世界かんがい施設遺産 常盤湖
平成28年11月8日(火曜日)にタイ王国のチェンマイで開催された、国際かんがい排水委員会(ICID)国際執行理事会において、常盤湖が世界かんがい施設遺産に登録されました。
登録施設
- 名称 常盤湖
- 施設の所在市町村 宇部市
- 供用開始年 1698年
- かんがい面積(排水施設は排水面積) 17ヘクタール
- 経度・緯度 経度131度17分・緯度33度57分
- 流域名 塚穴川
- 申請をした国内委員会 ICID日本国内委員会
概要・特徴
常盤湖は、宇部市南東部に位置する山口県最大の湖(堤高9.4メートル、堤長65メートル、堤体積3800立方メートル、貯水量3,767,700トン、満水面積80.9ヘクタール)で、国内有数の観光地である、緑と花と彫刻に彩られた「ときわ公園」の中心を占めています。
1625年毛利藩永代家老福原家は、関ケ原の戦いで敗北した毛利家のお家事情により、宇部に領地換えとなりました。領主の福原広俊は、積極的に田畑の開作政策を進めていましたが、農民からの訴えを聞き入れ、1695年に常盤湖築堤に着手し、1698年に完成しました。さらに、溜水、用水路工事、検地等関連作業が1701年に完成し、その結果、305町9反7畝の水田を灌漑することができたといいます。
工事は、福原家筆頭家老の椋梨権左衛門が中心となって行い、築堤にあたっては、本土手の位置を白髪の老人のお告げによって決めたり、池になかなか水が溜まらず、湖畔に松を植えたり、神仏に祈ったりしたという逸話が残っています。
湖は、南北に約1.8キロメートル、東西に約1.3キロメートル、掌をほぼ南北の方向に押し付けた形で、北部には指先に相当する入り組んだ地形が見られます。この入り江を形づくる長く突き出した岬とそこに残された森の緑が生み出す陰影は、広大な水面の表情に変化を与え、常盤湖の景観を大変美しく彩っています。
1920年には、湖岸の別荘地にサクラが植樹されるなど、自然風景を活かした景勝地として知られるようになりました。1921年には、湖面を楽しむための遊覧船の使用が、常盤溜め池水利組合に許可され、現在も水上からの景色をボートで楽しむことができます。
炭鉱のまちとして栄えた宇部市は、人口が増加し、1921年に村から一躍市に昇格しました。これに伴い、地元の実業家渡辺祐策らにより、風光明媚な常盤湖周辺を市民に一般開放する目的での土地購入が1924年から進められ、市への寄贈により、1925年にときわ公園が開設されました。

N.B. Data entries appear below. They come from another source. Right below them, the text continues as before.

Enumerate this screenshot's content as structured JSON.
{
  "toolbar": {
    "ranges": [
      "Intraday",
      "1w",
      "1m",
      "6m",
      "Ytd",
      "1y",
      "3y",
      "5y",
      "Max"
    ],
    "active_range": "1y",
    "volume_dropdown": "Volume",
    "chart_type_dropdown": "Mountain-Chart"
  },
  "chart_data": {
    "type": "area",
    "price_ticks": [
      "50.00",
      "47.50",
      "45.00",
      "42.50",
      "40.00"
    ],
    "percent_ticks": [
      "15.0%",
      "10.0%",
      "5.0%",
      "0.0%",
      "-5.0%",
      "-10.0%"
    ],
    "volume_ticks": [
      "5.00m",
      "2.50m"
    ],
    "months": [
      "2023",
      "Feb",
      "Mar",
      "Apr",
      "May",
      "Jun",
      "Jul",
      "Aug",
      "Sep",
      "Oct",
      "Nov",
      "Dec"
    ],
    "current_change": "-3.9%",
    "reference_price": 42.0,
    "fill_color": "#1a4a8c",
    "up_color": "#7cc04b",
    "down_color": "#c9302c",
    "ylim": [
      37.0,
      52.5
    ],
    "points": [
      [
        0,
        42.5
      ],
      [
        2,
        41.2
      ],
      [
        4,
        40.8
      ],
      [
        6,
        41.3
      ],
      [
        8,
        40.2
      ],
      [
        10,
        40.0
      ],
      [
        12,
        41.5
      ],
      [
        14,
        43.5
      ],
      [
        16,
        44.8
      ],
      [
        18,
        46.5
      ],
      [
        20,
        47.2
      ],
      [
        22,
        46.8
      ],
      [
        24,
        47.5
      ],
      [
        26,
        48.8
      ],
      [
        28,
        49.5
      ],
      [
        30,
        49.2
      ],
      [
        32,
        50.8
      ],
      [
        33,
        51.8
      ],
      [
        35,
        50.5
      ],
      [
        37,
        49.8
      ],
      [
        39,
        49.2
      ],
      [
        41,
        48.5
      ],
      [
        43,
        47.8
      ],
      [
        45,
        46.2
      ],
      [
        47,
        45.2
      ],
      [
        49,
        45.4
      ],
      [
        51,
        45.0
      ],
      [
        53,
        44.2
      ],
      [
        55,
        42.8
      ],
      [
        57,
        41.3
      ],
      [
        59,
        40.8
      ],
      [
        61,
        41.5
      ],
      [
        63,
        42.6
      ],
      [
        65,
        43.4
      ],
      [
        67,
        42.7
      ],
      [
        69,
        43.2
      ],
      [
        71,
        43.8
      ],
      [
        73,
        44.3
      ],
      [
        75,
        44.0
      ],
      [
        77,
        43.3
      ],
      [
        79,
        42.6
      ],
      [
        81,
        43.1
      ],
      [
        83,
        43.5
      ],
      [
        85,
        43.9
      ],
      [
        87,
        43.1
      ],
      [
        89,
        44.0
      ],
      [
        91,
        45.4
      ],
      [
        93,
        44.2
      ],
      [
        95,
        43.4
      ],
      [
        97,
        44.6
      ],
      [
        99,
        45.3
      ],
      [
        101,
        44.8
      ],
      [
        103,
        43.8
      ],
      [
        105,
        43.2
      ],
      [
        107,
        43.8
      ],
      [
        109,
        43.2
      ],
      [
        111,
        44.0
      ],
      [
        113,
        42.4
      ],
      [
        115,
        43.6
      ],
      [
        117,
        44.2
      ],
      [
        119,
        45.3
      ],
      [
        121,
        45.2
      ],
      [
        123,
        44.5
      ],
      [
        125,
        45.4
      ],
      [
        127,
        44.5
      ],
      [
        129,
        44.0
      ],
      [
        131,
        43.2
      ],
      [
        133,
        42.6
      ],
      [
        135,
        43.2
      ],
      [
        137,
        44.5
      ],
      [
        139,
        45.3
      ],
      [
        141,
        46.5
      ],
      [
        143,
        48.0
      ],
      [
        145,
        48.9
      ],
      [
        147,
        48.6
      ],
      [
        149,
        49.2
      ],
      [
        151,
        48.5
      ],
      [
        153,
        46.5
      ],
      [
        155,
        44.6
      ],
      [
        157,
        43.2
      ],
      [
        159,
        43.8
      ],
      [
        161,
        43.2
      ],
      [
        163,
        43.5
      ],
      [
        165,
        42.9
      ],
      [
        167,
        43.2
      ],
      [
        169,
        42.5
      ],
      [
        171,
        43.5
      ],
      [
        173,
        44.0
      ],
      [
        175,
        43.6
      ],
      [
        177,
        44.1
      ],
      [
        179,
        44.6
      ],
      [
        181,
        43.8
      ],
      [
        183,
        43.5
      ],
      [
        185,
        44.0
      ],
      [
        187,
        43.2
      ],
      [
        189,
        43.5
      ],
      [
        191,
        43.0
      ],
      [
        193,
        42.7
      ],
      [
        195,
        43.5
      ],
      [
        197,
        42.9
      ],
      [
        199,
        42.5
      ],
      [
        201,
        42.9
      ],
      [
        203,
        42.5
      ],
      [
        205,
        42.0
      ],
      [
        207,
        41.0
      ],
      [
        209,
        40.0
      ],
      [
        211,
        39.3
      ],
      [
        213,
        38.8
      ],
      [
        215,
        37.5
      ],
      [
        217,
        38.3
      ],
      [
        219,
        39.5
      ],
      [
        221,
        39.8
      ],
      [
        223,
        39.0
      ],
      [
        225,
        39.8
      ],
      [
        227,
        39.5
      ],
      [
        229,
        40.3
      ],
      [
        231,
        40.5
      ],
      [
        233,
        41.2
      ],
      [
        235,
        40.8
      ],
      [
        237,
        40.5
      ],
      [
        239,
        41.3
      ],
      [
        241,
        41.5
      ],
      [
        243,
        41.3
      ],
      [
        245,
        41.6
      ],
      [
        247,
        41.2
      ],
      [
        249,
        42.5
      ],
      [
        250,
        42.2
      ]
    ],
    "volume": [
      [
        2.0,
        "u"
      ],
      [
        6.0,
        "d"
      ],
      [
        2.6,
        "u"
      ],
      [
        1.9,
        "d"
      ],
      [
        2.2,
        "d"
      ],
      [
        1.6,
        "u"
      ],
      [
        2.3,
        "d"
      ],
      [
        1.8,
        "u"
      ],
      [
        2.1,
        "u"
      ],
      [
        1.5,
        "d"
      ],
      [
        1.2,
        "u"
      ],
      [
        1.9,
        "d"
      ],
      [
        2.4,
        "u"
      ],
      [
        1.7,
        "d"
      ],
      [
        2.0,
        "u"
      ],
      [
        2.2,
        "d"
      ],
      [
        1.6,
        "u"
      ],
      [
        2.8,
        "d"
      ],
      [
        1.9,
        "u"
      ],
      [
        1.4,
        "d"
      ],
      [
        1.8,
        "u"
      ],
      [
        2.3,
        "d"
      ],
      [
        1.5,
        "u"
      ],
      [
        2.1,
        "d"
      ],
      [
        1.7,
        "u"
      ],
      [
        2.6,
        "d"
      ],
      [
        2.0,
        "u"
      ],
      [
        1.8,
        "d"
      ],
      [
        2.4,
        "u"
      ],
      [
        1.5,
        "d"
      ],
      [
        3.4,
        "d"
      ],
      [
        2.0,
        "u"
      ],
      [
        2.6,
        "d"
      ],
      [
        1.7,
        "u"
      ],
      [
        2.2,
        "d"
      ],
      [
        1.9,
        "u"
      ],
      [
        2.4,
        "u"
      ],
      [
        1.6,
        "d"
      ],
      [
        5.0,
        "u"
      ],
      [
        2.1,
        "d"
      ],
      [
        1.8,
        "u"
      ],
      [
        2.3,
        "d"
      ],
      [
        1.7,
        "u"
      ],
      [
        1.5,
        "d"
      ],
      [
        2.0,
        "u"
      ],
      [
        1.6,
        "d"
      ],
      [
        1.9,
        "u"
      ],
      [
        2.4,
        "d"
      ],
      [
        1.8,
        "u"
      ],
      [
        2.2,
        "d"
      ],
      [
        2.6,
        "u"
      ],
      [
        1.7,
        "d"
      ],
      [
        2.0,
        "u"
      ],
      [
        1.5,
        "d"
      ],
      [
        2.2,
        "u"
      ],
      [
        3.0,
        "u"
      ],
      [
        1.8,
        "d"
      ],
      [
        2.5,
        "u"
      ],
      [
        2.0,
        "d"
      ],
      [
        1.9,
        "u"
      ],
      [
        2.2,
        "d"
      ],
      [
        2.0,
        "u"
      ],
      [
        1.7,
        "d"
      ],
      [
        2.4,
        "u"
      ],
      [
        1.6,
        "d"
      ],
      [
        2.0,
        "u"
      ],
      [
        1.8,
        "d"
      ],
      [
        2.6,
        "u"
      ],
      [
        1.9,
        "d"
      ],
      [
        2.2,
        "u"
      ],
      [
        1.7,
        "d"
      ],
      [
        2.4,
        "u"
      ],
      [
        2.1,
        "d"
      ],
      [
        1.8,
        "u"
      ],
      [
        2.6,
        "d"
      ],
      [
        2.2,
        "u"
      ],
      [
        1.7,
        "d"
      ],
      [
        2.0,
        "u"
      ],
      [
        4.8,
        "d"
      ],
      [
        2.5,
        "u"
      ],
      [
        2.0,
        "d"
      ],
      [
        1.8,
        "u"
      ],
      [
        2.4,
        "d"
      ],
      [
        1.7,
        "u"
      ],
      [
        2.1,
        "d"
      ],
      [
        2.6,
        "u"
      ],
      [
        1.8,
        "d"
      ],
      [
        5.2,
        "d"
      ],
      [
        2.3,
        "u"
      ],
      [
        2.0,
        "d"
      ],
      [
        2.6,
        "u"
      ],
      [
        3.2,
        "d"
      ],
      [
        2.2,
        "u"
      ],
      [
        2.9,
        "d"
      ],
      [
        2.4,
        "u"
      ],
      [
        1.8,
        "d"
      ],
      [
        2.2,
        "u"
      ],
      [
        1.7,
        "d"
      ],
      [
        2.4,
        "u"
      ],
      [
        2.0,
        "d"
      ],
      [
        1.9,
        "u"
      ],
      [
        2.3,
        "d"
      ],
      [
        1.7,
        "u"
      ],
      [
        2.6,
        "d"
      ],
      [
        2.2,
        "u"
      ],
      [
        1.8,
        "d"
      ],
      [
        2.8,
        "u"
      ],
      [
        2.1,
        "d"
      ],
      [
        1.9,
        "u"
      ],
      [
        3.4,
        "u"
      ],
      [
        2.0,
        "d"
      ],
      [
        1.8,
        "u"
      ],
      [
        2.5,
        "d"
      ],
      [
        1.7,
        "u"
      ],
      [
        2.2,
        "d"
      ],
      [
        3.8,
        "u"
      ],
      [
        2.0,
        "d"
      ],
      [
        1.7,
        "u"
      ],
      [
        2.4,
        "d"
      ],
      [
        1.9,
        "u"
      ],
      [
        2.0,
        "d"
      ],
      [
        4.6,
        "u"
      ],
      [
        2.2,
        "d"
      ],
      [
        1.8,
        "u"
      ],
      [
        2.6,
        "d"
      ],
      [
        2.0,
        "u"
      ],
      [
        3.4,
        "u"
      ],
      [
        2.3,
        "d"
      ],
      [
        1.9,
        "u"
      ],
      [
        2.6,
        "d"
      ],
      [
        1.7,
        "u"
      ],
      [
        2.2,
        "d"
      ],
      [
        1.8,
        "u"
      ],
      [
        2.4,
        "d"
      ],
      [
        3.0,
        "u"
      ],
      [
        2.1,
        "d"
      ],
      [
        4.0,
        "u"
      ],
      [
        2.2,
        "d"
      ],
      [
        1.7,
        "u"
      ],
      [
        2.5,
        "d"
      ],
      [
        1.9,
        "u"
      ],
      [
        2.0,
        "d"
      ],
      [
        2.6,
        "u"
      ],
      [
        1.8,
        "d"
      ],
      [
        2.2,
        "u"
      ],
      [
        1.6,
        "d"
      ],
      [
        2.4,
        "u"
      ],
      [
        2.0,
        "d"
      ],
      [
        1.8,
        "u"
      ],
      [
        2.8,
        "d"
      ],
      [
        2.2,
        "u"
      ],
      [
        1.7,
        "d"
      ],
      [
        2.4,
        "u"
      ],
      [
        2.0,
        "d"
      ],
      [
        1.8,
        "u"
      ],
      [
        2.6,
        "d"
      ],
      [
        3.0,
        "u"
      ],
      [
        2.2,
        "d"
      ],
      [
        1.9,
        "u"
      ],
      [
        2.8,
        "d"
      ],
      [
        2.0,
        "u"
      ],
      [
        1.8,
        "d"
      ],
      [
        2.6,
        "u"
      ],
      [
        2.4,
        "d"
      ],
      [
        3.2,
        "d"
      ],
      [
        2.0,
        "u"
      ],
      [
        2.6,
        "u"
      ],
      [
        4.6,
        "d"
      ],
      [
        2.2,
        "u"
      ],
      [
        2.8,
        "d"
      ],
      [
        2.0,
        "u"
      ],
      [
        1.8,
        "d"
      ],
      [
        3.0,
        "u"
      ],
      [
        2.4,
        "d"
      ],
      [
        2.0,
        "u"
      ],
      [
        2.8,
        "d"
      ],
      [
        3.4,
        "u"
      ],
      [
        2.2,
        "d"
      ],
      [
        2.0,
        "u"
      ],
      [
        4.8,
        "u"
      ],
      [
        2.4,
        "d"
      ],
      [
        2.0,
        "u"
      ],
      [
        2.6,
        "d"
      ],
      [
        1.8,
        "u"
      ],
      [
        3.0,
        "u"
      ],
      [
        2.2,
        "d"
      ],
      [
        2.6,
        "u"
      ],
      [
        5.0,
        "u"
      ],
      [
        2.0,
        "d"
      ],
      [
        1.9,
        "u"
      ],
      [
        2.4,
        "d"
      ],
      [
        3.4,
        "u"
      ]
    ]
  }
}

1943年に、山口県の常盤池用水改良事業により、厚東川から常盤湖へ水が引かれ、常盤湖を遊水池とした工業用水にも活用するようになりました。
当初は人工的に堰き止められた、降水を主水源とした貯蔵湖だったため、単純な淡水湖でしたが、厚東川からの導水やペリカンの飼育、水鳥の生育により水質も変化していきました。
現在でも周辺では100種類を超える多くの野鳥が観察され、市民が水鳥と親しむ場となっています。
戦後の復興を遂げる中、日本有数の煤塵公害で名を馳せた宇部では、逆境を克服するために市民による「市民公園を花で埋める運動」が提唱され、「花いっぱい運動」が展開されます。また市民の活動は、「宇部を彫刻で飾る運動」に広がり、1961年には、日本初の試みとして、ときわ公園を会場とした「宇部市野外彫刻展」が開催されました。
現在も、常盤湖畔は緑と花であふれ、「UBEビエンナーレ(現代日本彫刻展)」の会場や彫刻の展示場として利用されています。
常盤湖の湖畔を巡る5.7キロメートルの周遊園路も整備され、ウオーキング等を楽しむことができ、多様な利用形態を有する都市公園として多くの市民に愛されています。
なお、ときわ公園は、2008年7月28日には、「近世萩藩の新田開発に伴って造成された人造湖を母体とし、その後、自然風景を活かした景勝地として発展を遂げた都市公園で、現在でも宇部市民に広く親しまれています。地元の実業家による土地購入活動・寄贈の下に開設に至った公園であり、その造園史上の意義は深く、造園文化に果たす役割が大きい。」という理由により、国の登録記念物に登録されました。
また、これまでに「日本の都市公園100選」、「日本さくら名所100選」、「21世紀に残したい日本の風景 総合公園部門1位」、「美しい日本の歩きたくなるみち500選」、「池坊花逍遥100選」、「新日本歩く道紀行文化の道100選」にも選出されています。